Bisnis.com, SURABAYA - Kementerian Pertanian melalui Inspektorat Jenderal (Itjen Kementan) melibatkan aparat penegak hukum (APH) dan para akademisi untuk memperketat pengawasan dan pengendalian alih fungsi lahan di Jawa Timur yang dapat berdampak buruk pada sektor ketahanan pangan.
Inspektur Jenderal Kementan, Jan Samuel Maringka mengatakan praktik alih fungsi memiliki dampak yang sangat buruk terhadap keberlangsungan pertanian di masa depan. Untuk itu, dibutuhkan komitmen lintas kementerian/lembaga yakni Aparat Pengawasan Intern Pemerintah (APIP) dan APH untuk mencegah dan mengendalikan alih fungsi lahan pertanian.
“Dampak dari alih fungsi lahan ini sangat merugikan, seperti hilangnya lahan pertanian subur, hilangnya investasi infrastruktur irigasi, kerusakan natural lanskap, dan sejumlah masalah lingkungan yang pada akhirnya sangat merugikan petani dan masyarakat secara umum,” katanya saat Rakor Pengawasan Bidang Ketahanan Pangan, Kamis (11/5/2023).
Jan Samuel menjelaskan alih fungsi lahan pertanian pangan yang terjadi ini dapat mengancam kemandirian, ketahanan, dan kedaulatan pangan sesuai yang diatur dalam UU Nomor 41 Tahun 2009 tentang Perlindungan Lahan Pertanian Pangan Berkelanjutan (LP2B).

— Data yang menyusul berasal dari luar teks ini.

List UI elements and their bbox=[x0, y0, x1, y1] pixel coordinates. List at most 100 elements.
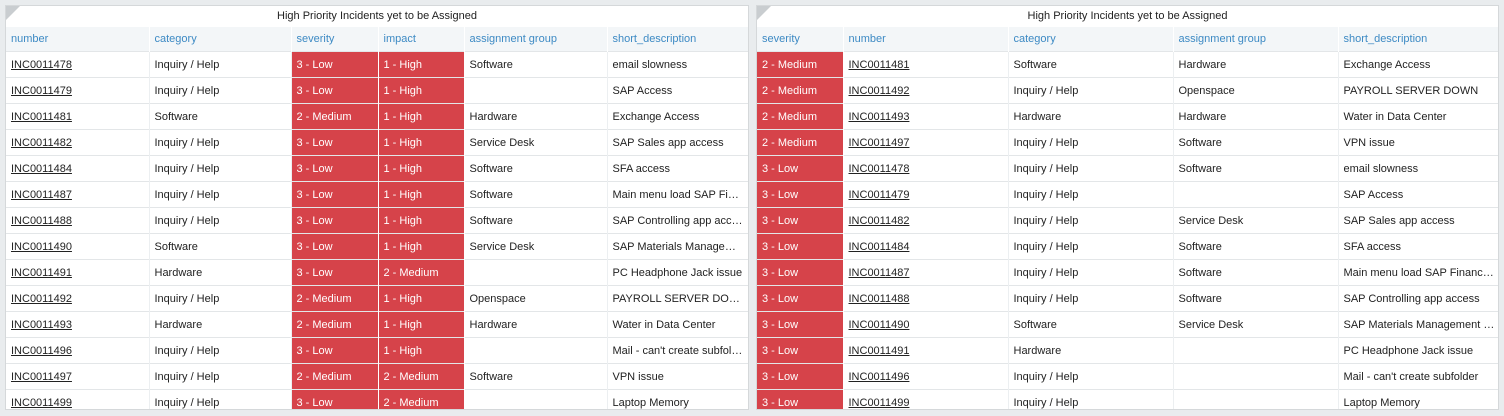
incident-link[interactable]: INC0011497 bbox=[848, 136, 910, 149]
table-cell bbox=[464, 389, 608, 409]
table-row: 3 - Low INC0011499 Inquiry / Help Laptop Me… bbox=[757, 389, 1498, 409]
table-cell: INC0011496 bbox=[843, 363, 1009, 390]
header-row: number category severity impact assignment g… bbox=[6, 27, 748, 52]
table-cell: Inquiry / Help bbox=[149, 285, 292, 312]
table-cell: Inquiry / Help bbox=[1008, 363, 1174, 390]
table-cell: 3 - Low bbox=[757, 233, 844, 260]
table-cell: 1 - High bbox=[378, 233, 465, 260]
table-cell: 3 - Low bbox=[291, 51, 379, 78]
incident-link[interactable]: INC0011478 bbox=[11, 58, 72, 71]
incident-link[interactable]: INC0011496 bbox=[11, 344, 72, 357]
table-cell: SAP Access bbox=[607, 77, 748, 104]
column-header[interactable]: impact bbox=[378, 27, 465, 52]
incident-link[interactable]: INC0011479 bbox=[11, 84, 72, 97]
column-header[interactable]: short_description bbox=[607, 27, 748, 52]
incident-link[interactable]: INC0011491 bbox=[848, 344, 910, 357]
column-header[interactable]: assignment group bbox=[464, 27, 608, 52]
table-cell: Inquiry / Help bbox=[1008, 389, 1174, 409]
incident-link[interactable]: INC0011493 bbox=[848, 110, 910, 123]
table-cell: 3 - Low bbox=[291, 259, 379, 286]
table-cell: 2 - Medium bbox=[291, 103, 379, 130]
table-row: 3 - Low INC0011479 Inquiry / Help SAP Acces… bbox=[757, 181, 1498, 208]
incident-link[interactable]: INC0011499 bbox=[848, 396, 910, 409]
table-cell: 3 - Low bbox=[291, 207, 379, 234]
table-cell: SAP Sales app access bbox=[607, 129, 748, 156]
incident-link[interactable]: INC0011481 bbox=[11, 110, 72, 123]
table-cell: Inquiry / Help bbox=[149, 389, 292, 409]
incident-link[interactable]: INC0011487 bbox=[848, 266, 910, 279]
table-cell: INC0011499 bbox=[843, 389, 1009, 409]
table-header: severity number category assignment group sh… bbox=[757, 27, 1498, 52]
table-row: 3 - Low INC0011478 Inquiry / Help Software e… bbox=[757, 155, 1498, 182]
table-header: number category severity impact assignment g… bbox=[6, 27, 748, 52]
table-cell: Software bbox=[1173, 129, 1339, 156]
table-cell: 1 - High bbox=[378, 181, 465, 208]
table-cell: INC0011497 bbox=[6, 363, 150, 390]
table-cell: INC0011490 bbox=[6, 233, 150, 260]
table-cell: 3 - Low bbox=[757, 389, 844, 409]
table-cell: INC0011478 bbox=[6, 51, 150, 78]
table-cell: 1 - High bbox=[378, 155, 465, 182]
incident-link[interactable]: INC0011492 bbox=[848, 84, 910, 97]
incident-link[interactable]: INC0011492 bbox=[11, 292, 72, 305]
column-header[interactable]: number bbox=[6, 27, 150, 52]
table-cell: 1 - High bbox=[378, 51, 465, 78]
table-cell: INC0011484 bbox=[843, 233, 1009, 260]
table-row: INC0011488 Inquiry / Help 3 - Low 1 - High S… bbox=[6, 207, 748, 234]
incident-link[interactable]: INC0011478 bbox=[848, 162, 910, 175]
table-cell: SFA access bbox=[1338, 233, 1498, 260]
table-cell: 2 - Medium bbox=[757, 103, 844, 130]
column-header[interactable]: category bbox=[1008, 27, 1174, 52]
column-header[interactable]: number bbox=[843, 27, 1009, 52]
incident-link[interactable]: INC0011487 bbox=[11, 188, 72, 201]
table-cell: Software bbox=[1173, 233, 1339, 260]
table-cell: email slowness bbox=[607, 51, 748, 78]
table-cell: Inquiry / Help bbox=[149, 181, 292, 208]
table-row: INC0011497 Inquiry / Help 2 - Medium 2 - Me… bbox=[6, 363, 748, 390]
column-header[interactable]: category bbox=[149, 27, 292, 52]
table-cell: 1 - High bbox=[378, 103, 465, 130]
incident-link[interactable]: INC0011499 bbox=[11, 396, 72, 409]
incident-link[interactable]: INC0011481 bbox=[848, 58, 910, 71]
incident-link[interactable]: INC0011490 bbox=[11, 240, 72, 253]
table-cell: INC0011490 bbox=[843, 311, 1009, 338]
table-row: INC0011478 Inquiry / Help 3 - Low 1 - High S… bbox=[6, 51, 748, 78]
incident-link[interactable]: INC0011482 bbox=[848, 214, 910, 227]
incident-link[interactable]: INC0011482 bbox=[11, 136, 72, 149]
incident-link[interactable]: INC0011484 bbox=[848, 240, 910, 253]
incident-link[interactable]: INC0011488 bbox=[11, 214, 72, 227]
table-cell bbox=[464, 259, 608, 286]
column-header[interactable]: short_description bbox=[1338, 27, 1498, 52]
table-cell bbox=[464, 77, 608, 104]
table-cell: Laptop Memory bbox=[607, 389, 748, 409]
incident-link[interactable]: INC0011484 bbox=[11, 162, 72, 175]
incident-link[interactable]: INC0011497 bbox=[11, 370, 72, 383]
table-cell: Hardware bbox=[464, 103, 608, 130]
table-cell: Software bbox=[464, 181, 608, 208]
column-header[interactable]: severity bbox=[291, 27, 379, 52]
table-cell: Hardware bbox=[1008, 103, 1174, 130]
incident-link[interactable]: INC0011496 bbox=[848, 370, 910, 383]
table-cell: Inquiry / Help bbox=[149, 51, 292, 78]
table-cell: Hardware bbox=[464, 311, 608, 338]
table-cell: 3 - Low bbox=[291, 155, 379, 182]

Kedepannya, lahan yang telah ditetapkan sebagai lahan pertanian pangan berkelanjutan ini dapat terus dilindungi dan dilarang untuk dialihfungsikan.
“Nah di Jawa Timur sebagai salah satu lumbung pangan nasional menjadi perhatian dalam pengawasan ini, apalagi Jatim juga menjadi success story bagaimana mengelola pertanian di Indonesia sehingga harus bisa bertahan menghadapi krisis pangan yang dihadapi oleh berbagai negara-negara di dunia,” imbuhnya.
Kementan mencatat, dari total luas lahan sawah 7,46 juta ha saat ini, terdapat 659.200 ha yang mengalami alih fungsi lahan sawah, dengan rincian 179.539 ha kondisi terbangun dan 479.661 ha kondisi perkebunan.
Baca Juga
Adapun dalam Rakorwas ini terdapat beberapa poin yang dibahas di antaranya upaya mempercepat penetapan Lahan Pertanian Pangan Berkelanjutan (LP2B) dalam Perda RTRW kabupaten/kota serta mendorong kabupaten/kota untuk melengkapi data spasial atas LP2B yang telah ditetapkan.
Wakil Gubernur Jatim, Emil Elestianto Dardak menambahkan, alih fungsi lahan pertanian memang tidak bisa dihindari dari daerah yang tengah membangun infrastruktur. Namun, di Jatim memiliki Perda Lahan Pangan Pertanian Berkelanjutan (LP2B) dan Perda Lahan Sawah yang Dilindungi (LSD).
“Mengenai penegakan hukum pelanggaran aturan perda mengenai LP2B maupun LSD, aparat hukum seperti Polisi dan Satpol PP perlu bersinergi bersama,” ujarnya.
Kinerja pertanian di Jatim sendiri pada 2022 mencatatkan hasil panen padi yang masih cukup besar yakni sebanyak 9,69 juta ton Gabah Kering Giling (GKG), tetapi mengalami penurunan sebesar 1,05 persen dari tahun sebelumnya yang mencapai 9,79 juta ton GKG. Pada 2023 ini, Pemprov Jatim menargetkan produksi padi meningkat drastis menjadi 10,5 juta ton GKG.